Jose Mourinho rose to prominence in the managerial world in 2004, when he knocked Manchester United out on his way to winning the Champions League with Porto. It was the Portuguese club’s first-ever European Cup win and it earned Mourinho a high-profile move to Chelsea a year later.
It was at Stamford Bridge that Mourinho became known as The Special One, and he lived up to that moniker by winning the Premier League in his first season with the big-spending Blues – their first league title in 50 years.
A European adventure
He delivered the trophy once more to the club the following season, before eventually departing in 2007 to Inter Milan, where he was tasked with earning a league title in a third European country, and in another ultra-competitive competition.

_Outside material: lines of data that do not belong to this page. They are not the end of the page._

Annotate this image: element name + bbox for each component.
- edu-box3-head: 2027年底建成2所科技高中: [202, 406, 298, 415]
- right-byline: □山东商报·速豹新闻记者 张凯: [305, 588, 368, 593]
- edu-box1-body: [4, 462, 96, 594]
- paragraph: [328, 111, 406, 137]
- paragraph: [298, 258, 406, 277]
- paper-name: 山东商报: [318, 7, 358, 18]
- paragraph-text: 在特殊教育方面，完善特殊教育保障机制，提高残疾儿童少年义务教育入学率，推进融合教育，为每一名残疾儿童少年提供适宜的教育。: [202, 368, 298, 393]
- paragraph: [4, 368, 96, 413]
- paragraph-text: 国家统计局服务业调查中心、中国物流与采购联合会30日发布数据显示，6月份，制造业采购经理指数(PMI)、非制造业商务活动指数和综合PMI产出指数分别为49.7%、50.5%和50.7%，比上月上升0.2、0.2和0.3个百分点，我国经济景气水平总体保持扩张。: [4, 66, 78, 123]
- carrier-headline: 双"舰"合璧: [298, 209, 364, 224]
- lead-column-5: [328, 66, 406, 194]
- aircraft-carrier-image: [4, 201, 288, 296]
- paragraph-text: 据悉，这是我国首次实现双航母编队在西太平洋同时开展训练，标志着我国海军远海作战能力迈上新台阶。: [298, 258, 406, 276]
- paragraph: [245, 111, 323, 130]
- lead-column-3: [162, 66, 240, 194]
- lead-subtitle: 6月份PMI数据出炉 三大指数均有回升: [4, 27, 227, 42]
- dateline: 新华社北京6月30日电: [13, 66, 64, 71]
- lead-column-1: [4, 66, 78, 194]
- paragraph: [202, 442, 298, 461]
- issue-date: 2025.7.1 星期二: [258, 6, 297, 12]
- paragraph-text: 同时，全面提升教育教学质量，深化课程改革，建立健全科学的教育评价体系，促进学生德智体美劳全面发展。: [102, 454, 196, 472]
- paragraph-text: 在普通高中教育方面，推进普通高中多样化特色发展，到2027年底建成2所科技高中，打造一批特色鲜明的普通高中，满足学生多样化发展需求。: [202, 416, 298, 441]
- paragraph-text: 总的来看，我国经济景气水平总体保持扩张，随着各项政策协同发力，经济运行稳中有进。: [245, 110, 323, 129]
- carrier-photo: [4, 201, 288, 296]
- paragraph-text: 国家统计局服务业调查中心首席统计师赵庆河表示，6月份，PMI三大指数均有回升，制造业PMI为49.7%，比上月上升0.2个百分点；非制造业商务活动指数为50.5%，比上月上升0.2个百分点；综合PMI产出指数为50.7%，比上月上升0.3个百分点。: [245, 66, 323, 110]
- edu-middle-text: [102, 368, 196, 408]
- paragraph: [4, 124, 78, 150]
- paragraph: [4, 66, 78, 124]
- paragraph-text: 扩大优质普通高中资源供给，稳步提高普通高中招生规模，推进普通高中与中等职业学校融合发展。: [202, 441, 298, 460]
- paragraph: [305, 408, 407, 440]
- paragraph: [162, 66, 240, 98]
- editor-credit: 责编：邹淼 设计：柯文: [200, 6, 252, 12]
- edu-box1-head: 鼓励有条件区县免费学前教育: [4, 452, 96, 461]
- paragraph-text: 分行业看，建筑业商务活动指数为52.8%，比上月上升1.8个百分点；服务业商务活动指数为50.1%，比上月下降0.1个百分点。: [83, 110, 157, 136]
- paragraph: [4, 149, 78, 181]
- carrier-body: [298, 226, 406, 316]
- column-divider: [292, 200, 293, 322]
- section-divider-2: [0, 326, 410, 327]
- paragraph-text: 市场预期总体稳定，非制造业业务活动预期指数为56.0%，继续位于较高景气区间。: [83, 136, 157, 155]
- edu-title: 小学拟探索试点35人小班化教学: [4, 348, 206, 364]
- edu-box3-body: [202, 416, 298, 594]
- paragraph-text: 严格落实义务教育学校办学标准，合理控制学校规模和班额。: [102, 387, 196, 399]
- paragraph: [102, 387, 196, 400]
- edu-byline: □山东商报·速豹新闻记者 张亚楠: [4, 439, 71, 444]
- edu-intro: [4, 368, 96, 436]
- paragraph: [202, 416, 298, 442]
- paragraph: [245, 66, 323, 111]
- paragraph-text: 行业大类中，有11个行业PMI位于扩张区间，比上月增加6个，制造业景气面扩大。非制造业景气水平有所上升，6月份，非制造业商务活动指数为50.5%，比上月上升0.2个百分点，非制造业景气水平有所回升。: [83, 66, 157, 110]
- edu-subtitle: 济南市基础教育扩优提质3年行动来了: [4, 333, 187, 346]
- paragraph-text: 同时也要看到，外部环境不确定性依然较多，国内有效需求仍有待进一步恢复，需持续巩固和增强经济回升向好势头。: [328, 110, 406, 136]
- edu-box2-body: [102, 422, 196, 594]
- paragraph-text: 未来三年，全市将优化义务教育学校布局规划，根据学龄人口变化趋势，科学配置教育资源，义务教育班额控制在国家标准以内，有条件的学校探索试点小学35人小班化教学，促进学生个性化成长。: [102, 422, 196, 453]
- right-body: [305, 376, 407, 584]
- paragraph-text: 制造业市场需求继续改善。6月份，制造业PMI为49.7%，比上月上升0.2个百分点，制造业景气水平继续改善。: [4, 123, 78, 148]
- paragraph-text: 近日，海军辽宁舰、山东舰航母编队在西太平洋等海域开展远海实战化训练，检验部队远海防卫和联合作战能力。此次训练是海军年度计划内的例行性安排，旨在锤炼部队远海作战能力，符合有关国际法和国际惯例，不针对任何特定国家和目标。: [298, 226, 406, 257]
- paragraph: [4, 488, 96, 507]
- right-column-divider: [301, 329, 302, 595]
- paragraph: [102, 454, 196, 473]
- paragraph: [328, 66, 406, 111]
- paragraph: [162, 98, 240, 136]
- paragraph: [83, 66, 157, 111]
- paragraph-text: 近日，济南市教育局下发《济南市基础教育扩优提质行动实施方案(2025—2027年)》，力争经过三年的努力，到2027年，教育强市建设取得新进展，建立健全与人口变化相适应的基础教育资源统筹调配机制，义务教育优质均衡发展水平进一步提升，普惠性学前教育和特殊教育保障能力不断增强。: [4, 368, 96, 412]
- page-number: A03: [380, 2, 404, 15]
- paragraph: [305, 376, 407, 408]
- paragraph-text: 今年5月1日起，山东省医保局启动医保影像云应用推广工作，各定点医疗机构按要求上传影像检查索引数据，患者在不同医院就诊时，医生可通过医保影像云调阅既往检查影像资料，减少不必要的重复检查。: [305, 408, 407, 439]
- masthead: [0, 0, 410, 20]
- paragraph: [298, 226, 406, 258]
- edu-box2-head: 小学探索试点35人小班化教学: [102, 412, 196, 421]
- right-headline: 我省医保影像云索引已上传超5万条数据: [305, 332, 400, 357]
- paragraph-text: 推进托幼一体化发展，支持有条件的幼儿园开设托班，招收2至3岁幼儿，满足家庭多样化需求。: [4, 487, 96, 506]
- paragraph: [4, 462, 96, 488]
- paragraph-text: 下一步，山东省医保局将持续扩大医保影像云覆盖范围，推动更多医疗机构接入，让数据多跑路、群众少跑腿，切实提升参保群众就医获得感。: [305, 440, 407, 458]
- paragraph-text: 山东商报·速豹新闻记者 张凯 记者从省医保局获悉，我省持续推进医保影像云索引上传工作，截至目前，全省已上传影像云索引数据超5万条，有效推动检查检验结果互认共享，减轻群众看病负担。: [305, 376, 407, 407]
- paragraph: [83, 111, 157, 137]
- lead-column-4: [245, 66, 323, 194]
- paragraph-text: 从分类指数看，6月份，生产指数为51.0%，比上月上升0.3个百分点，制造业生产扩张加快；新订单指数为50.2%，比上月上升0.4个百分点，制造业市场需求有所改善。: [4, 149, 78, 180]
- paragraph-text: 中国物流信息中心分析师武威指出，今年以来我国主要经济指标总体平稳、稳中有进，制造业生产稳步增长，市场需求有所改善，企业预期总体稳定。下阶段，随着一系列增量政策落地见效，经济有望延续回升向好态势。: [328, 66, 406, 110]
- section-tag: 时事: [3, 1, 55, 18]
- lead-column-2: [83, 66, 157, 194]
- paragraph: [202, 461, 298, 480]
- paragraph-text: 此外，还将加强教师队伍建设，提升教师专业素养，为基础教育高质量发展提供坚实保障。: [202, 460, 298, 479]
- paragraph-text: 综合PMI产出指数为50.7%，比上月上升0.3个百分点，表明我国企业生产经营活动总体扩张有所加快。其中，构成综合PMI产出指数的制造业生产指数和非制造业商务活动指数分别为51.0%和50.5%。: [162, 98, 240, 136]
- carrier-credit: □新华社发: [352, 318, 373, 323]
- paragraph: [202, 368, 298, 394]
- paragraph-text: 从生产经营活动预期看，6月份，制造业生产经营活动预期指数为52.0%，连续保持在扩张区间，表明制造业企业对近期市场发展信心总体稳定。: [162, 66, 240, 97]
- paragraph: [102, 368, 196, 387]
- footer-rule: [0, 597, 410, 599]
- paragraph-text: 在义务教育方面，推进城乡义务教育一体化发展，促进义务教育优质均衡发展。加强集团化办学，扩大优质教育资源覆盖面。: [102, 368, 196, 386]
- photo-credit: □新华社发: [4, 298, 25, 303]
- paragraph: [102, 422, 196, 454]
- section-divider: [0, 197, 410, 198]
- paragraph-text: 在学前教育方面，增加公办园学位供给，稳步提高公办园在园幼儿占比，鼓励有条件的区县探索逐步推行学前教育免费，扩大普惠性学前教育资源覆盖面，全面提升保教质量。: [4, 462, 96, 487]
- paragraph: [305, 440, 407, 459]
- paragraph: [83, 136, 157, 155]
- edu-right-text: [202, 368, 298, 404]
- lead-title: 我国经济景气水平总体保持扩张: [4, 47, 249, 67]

Mourinho did just that in 2009 and, he followed that up with a European treble-winning season the following year, which is arguably his crowning achievement. But once again the Special One didn’t hang around long and Real Madrid would be his next destination.

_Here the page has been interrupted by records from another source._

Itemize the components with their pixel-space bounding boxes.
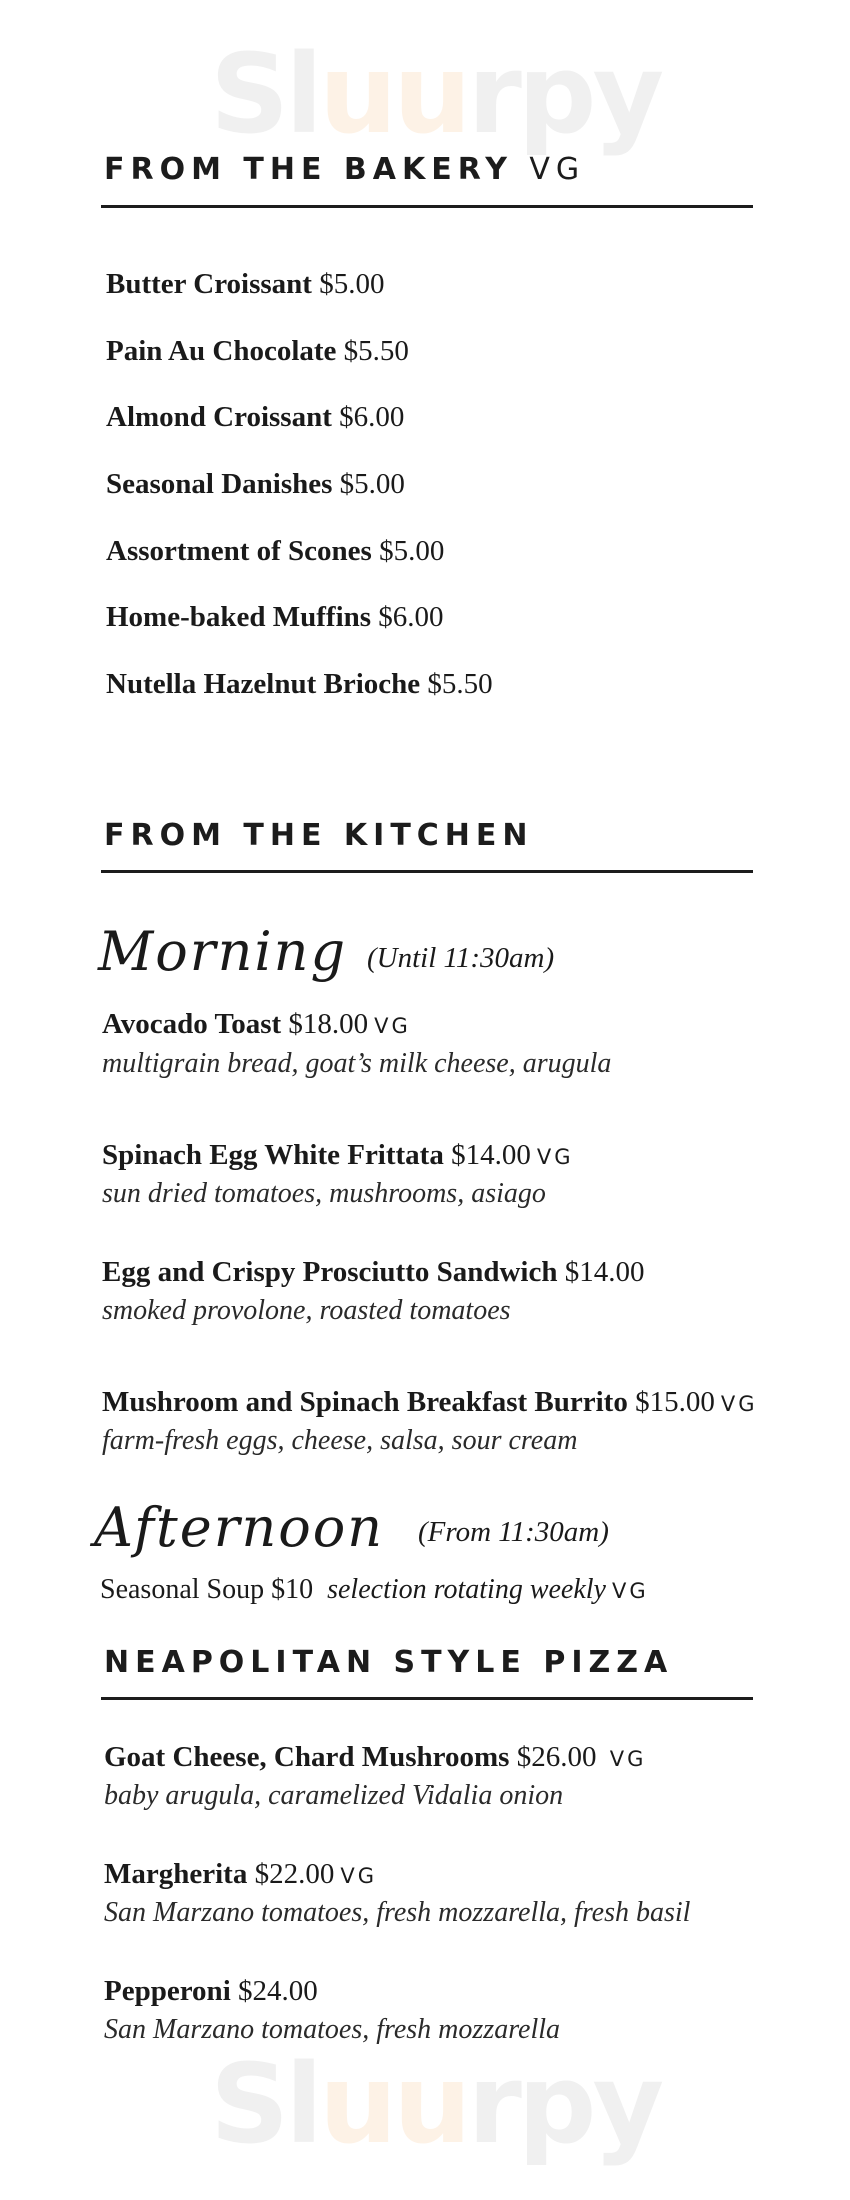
menu-item: Pain Au Chocolate $5.50 — [106, 335, 409, 367]
menu-item-description: baby arugula, caramelized Vidalia onion — [104, 1780, 564, 1811]
vegetarian-tag: VG — [529, 152, 586, 187]
menu-item-description: multigrain bread, goat’s milk cheese, arugula — [102, 1048, 612, 1079]
vegetarian-tag: VG — [720, 1392, 758, 1416]
menu-item-description: San Marzano tomatoes, fresh mozzarella — [104, 2014, 561, 2045]
menu-item: Mushroom and Spinach Breakfast Burrito $15.00 VG — [102, 1386, 758, 1418]
watermark-logo-top: Sluurpy — [210, 30, 661, 158]
menu-item: Butter Croissant $5.00 — [106, 268, 385, 300]
vegetarian-tag: VG — [536, 1145, 574, 1169]
menu-item-description: sun dried tomatoes, mushrooms, asiago — [102, 1178, 546, 1209]
menu-item-description: San Marzano tomatoes, fresh mozzarella, fresh basil — [104, 1897, 691, 1928]
divider-kitchen — [101, 870, 753, 873]
menu-item: Home-baked Muffins $6.00 — [106, 601, 444, 633]
divider-pizza — [101, 1697, 753, 1700]
afternoon-hours: (From 11:30am) — [418, 1516, 609, 1548]
menu-item: Seasonal Danishes $5.00 — [106, 468, 405, 500]
vegetarian-tag: VG — [612, 1579, 649, 1603]
menu-item-description: smoked provolone, roasted tomatoes — [102, 1295, 511, 1326]
section-title-bakery: FROM THE BAKERY VG — [104, 152, 586, 187]
menu-item: Nutella Hazelnut Brioche $5.50 — [106, 668, 493, 700]
menu-item-soup: Seasonal Soup $10 selection rotating weekly VG — [100, 1574, 649, 1605]
afternoon-heading: Afternoon — [94, 1496, 385, 1559]
menu-item-description: farm-fresh eggs, cheese, salsa, sour cream — [102, 1425, 578, 1456]
watermark-logo-bottom: Sluurpy — [210, 2040, 661, 2168]
vegetarian-tag: VG — [609, 1747, 647, 1771]
menu-item: Egg and Crispy Prosciutto Sandwich $14.00 — [102, 1256, 645, 1288]
morning-heading: Morning — [98, 920, 348, 983]
menu-item: Margherita $22.00 VG — [104, 1858, 377, 1890]
menu-item: Goat Cheese, Chard Mushrooms $26.00 VG — [104, 1741, 647, 1773]
menu-item: Avocado Toast $18.00 VG — [102, 1008, 411, 1040]
section-title-pizza: NEAPOLITAN STYLE PIZZA — [104, 1645, 674, 1680]
vegetarian-tag: VG — [340, 1864, 377, 1888]
menu-item: Pepperoni $24.00 — [104, 1975, 318, 2007]
section-title-kitchen: FROM THE KITCHEN — [104, 818, 534, 853]
morning-hours: (Until 11:30am) — [367, 942, 555, 974]
menu-item: Assortment of Scones $5.00 — [106, 535, 445, 567]
divider-bakery — [101, 205, 753, 208]
menu-item: Almond Croissant $6.00 — [106, 401, 405, 433]
vegetarian-tag: VG — [374, 1014, 411, 1038]
menu-item: Spinach Egg White Frittata $14.00 VG — [102, 1139, 574, 1171]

And it was a case of different country, same outcome as Mourinho landed the La Liga championship ahead of Barcelona in 2012. But this there would be no back-to-back triumph and his exit from the Spanish capital was soon sealed.
Having won trophies in Portugal, England, Italy and Spain, many predicted that Mourinho’s next move could take him into Germany or France, but there were no pastures new and instead the prolific manager returned to Chelsea.

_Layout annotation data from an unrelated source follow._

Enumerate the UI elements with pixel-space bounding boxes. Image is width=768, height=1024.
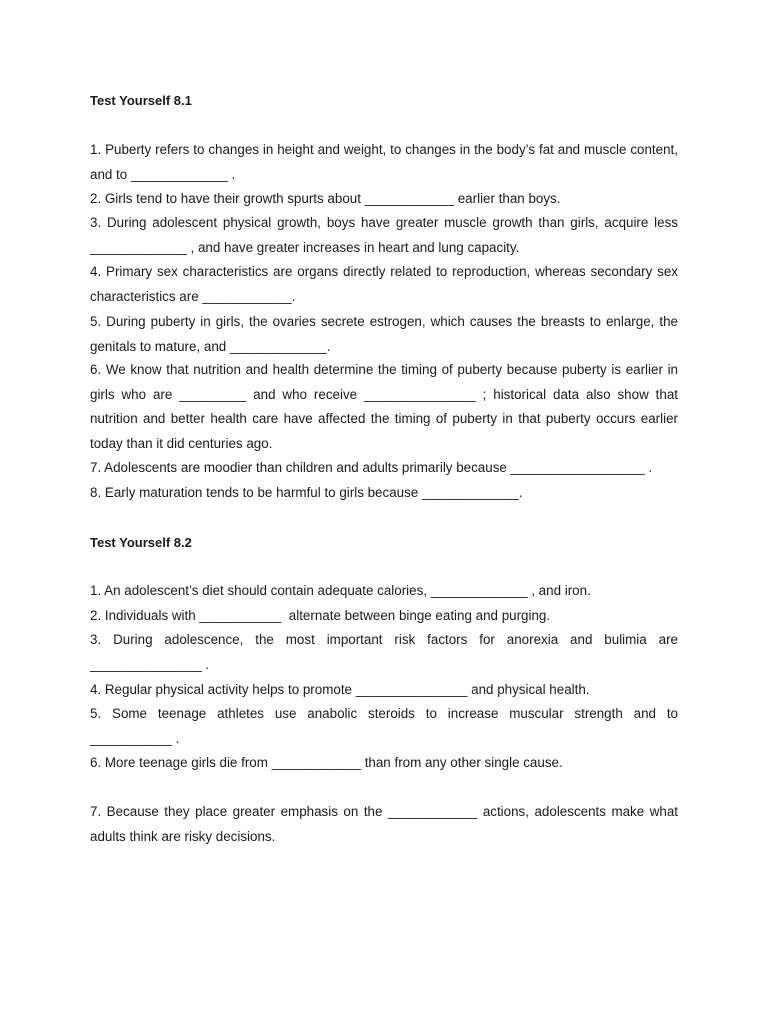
section-title-8-2: Test Yourself 8.2 — [90, 535, 192, 550]
question-8-2-6: 6. More teenage girls die from ____________ than from any other single cause. — [90, 755, 563, 770]
question-8-1-1: 1. Puberty refers to changes in height and weight, to changes in the body’s fat and muscle content, and to _____________ . — [90, 142, 678, 182]
question-8-2-3: 3. During adolescence, the most important risk factors for anorexia and bulimia are _______________ . — [90, 632, 678, 672]
question-8-1-6: 6. We know that nutrition and health determine the timing of puberty because puberty is earlier in girls who are _________ and who receive _______________ ; historical data also show that nutrition and better health care have affected the timing of puberty in that puberty occurs earlier today than it did centuries ago. — [90, 362, 678, 451]
question-8-2-4: 4. Regular physical activity helps to promote _______________ and physical health. — [90, 682, 590, 697]
question-8-1-3: 3. During adolescent physical growth, boys have greater muscle growth than girls, acquire less _____________ , and have greater increases in heart and lung capacity. — [90, 215, 678, 255]
question-8-2-1: 1. An adolescent’s diet should contain adequate calories, _____________ , and iron. — [90, 583, 591, 598]
question-8-1-2: 2. Girls tend to have their growth spurts about ____________ earlier than boys. — [90, 191, 561, 206]
question-8-2-5: 5. Some teenage athletes use anabolic steroids to increase muscular strength and to ___________ . — [90, 706, 678, 746]
section-title-8-1: Test Yourself 8.1 — [90, 93, 192, 108]
question-8-2-2: 2. Individuals with ___________ alternate between binge eating and purging. — [90, 608, 551, 623]
question-8-1-7: 7. Adolescents are moodier than children and adults primarily because __________________ . — [90, 460, 653, 475]
question-8-1-4: 4. Primary sex characteristics are organs directly related to reproduction, whereas secondary sex characteristics are ____________. — [90, 264, 678, 304]
question-8-1-8: 8. Early maturation tends to be harmful to girls because _____________. — [90, 485, 523, 500]
question-8-1-5: 5. During puberty in girls, the ovaries secrete estrogen, which causes the breasts to enlarge, the genitals to mature, and _____________. — [90, 314, 678, 354]
question-8-2-7: 7. Because they place greater emphasis on the ____________ actions, adolescents make what adults think are risky decisions. — [90, 804, 678, 844]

Back in the Premier League
Mourinho delivered another Premier League title to the Blues, though his second spell was less comfortable than his first. And while his departure the first time around had been on reasonable terms, there was a little more animosity to his exit this time around.
With his family settled in the UK, Mourinho would remain in the Premier League and take the reins at Manchester United. To many, this was a poisoned chalice following the failure of David Moyes and Louis van Gaal to deliver success following the departure of Sir Alex Ferguson. And Mourinho was unable to address the decline at Old Trafford.
The Portuguese firebrand’s exit was sealed within two seasons and this time there was no club waiting to employ him. It wasn’t until Tottenham Hotspur parted company with Mauricio Pochettino that a new opportunity at a leading club came Mourinho’s way.
Spur of the moment
The move to Spurs brings us to the present day and Mourinho has by no means had everything his own way so far. The Lillywhites are off the title pace and have been unable to replicate last year’s run to the Champions League Final. They weren’t even among the favourites to finish in the top four in the Premier League betting prior to the suspension of the league.
And with influential strikers Harry Kane and Son Heung Min suffering long-term injuries, Mourinho’s luck doesn’t appear likely to turn any time soon, although the runaway success of leaders Liverpool in 2019/20 may actually buy him some time in the job.
7 – As a manager while in charge of English clubs, Jose Mourinho has now lost on each of the seven occasions his sides have taken part in a penalty shootout (5x Chelsea, 1x Man Utd, 1x Spurs). Hell. pic.twitter.com/6nr2oYDRz5
— OptaJoe (@OptaJoe) March 4, 2020
But having waited decades and decades for a league title, and having come so close under Pochettino, it’s unlikely the patience of the Spurs board will endure long into next season. And from winning titles in four different countries, Mourinho could soon find himself on the verge of losing his seat at the top table of football management.